Published: Sep. 20, 2004 at 12:05 PM CDT|Updated: Sep. 24, 2004 at 5:27 PM CDT

One of two suspects accused of killing three people at a fast food restaurant in Smyrna four years is going on trial this week.
    A 16-member jury from Chattanooga is being transported to hear the case against LaTonya Taylor, 27, of Nashville, who is charged with three counts of first-degree murder.
    Attorneys in the case and Rutherford County Circuit Court Judge Don Ash spent last week in Chattanooga selecting the jury and four alternates due to extensive publicity about the case in Rutherford County.
    Prosecutors are seeking the death penalty.
    Also charged with three counts of murder in the slayings is Percy Lee Palmer, 24 originally of San Bernardino, Calif. Palmer will be tried separately, but a trial date has not been scheduled.
    Both Taylor and Palmer have been jailed since being arrested in 2001, more than a year after the killings. 
    Neither defense attorneys nor the prosecution would comment on details of the case.
    Taylor and Palmer are accused of killing Captain D's employees Scott Myers, Brian Speight and Troy Snell just after the restaurant was closed on July 12, 2000.
    Meyers was a Memphian when he was murdered.
    Statements made earlier by witnesses and suspects to police say the men were killed when the pair went there to collect a $400 drug debt from Snell.
    The bodies of Speight and Myers were found in the restaurant freezer.
    Snell was found dead in his car parked behind a nearby strip mall.

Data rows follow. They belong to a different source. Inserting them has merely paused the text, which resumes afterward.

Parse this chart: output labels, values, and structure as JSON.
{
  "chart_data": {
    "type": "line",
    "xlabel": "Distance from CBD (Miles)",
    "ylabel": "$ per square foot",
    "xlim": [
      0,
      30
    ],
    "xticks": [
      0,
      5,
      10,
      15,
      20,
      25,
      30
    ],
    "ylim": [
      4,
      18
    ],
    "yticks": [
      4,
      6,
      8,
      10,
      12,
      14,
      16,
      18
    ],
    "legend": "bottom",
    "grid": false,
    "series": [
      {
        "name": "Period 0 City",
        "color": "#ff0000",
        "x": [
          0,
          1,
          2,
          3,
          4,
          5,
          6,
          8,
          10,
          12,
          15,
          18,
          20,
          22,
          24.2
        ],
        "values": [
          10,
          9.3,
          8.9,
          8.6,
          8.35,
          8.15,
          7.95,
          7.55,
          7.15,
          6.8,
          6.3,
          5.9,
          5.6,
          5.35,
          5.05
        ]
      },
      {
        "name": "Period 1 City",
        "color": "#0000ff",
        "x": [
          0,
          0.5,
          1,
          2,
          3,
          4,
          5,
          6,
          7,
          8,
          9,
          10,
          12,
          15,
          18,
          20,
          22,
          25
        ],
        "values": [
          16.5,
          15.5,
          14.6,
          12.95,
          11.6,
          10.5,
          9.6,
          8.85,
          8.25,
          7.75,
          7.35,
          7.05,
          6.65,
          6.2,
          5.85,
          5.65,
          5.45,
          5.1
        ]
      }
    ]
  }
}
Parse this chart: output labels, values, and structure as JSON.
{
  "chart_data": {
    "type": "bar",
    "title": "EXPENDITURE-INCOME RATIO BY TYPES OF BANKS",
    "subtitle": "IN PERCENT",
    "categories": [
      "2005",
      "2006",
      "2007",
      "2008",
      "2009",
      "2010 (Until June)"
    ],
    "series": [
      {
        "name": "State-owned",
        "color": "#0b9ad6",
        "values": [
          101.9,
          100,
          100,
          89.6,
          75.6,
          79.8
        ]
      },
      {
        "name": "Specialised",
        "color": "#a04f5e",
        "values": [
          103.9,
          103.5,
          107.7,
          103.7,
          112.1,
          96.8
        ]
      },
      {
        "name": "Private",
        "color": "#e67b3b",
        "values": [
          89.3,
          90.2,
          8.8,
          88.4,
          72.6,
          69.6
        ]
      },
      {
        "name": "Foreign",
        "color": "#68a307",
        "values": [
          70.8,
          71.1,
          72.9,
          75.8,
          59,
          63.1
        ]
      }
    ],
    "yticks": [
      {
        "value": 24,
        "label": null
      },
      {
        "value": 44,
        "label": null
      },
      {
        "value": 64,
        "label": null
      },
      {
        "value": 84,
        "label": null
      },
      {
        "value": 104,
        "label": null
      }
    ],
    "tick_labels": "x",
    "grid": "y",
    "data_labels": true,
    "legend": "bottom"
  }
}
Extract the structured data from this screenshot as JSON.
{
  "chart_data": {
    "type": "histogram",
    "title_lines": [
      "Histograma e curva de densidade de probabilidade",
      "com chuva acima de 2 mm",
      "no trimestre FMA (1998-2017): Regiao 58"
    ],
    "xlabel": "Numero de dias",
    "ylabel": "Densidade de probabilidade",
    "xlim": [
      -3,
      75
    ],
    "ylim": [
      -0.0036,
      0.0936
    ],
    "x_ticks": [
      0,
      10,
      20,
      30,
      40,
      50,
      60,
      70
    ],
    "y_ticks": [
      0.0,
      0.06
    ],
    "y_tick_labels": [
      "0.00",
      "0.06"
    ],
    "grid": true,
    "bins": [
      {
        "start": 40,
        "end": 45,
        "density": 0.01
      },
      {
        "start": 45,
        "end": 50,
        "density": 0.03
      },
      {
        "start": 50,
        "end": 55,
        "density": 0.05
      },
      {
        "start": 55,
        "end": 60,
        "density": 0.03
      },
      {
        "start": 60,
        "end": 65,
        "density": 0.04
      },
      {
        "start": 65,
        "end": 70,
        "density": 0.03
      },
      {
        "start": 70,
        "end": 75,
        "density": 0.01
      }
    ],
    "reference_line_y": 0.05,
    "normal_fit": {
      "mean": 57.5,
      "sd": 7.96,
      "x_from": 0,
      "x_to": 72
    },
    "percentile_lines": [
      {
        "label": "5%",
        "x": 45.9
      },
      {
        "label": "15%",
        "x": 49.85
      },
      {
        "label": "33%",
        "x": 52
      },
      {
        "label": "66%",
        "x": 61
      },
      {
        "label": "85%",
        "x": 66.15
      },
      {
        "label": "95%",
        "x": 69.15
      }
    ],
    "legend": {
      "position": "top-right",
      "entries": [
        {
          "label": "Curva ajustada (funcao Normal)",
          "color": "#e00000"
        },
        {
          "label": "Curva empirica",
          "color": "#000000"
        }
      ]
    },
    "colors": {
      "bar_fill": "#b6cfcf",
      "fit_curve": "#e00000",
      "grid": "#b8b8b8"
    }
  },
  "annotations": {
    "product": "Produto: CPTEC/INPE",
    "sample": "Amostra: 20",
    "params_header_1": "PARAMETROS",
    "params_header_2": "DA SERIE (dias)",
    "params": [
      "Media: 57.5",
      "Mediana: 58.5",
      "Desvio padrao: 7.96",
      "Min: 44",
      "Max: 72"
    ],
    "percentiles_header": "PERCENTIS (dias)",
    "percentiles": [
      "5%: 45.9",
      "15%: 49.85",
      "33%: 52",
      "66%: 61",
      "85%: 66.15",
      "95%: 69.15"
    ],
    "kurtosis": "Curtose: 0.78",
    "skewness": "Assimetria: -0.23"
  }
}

All three had been shot in the head.
    Rutherford County will pay for the transportation of the jurors from Chattanooga to Murfreesboro and for housing and food during the trial, officials said. Ash told the jurors last week to prepare for a two-week stay. The trial is set to begin at 9 a.m. Monday, and Ash has said he will convene court on Saturdays but not Sundays to keep the case moving.
    Taylor's attorneys say she is mentally retarded and should not be executed if convicted, but Ash has ruled that she is not retarded. Taylor was convicted in late August of aggravated robbery and kidnapping for her part in a robbery at an Arby's restaurant in Donelson, a suburb of Nashville, in 2001.
    Rutherford County prosecutors said it was important that she was convicted in Nashville before being tried in Murfreesboro. If Taylor is found guilty in the Smyrna case, jurors will be able to consider the Arby's case when they sentence her because previous convictions can be admitted in the sentencing phase of the trial, court officials said.
    The Davidson County jurors were unaware of the Captain D's case in Rutherford County. Judge Randall Wyatt is scheduled to sentence Taylor on Oct. 8 in the Arby's case.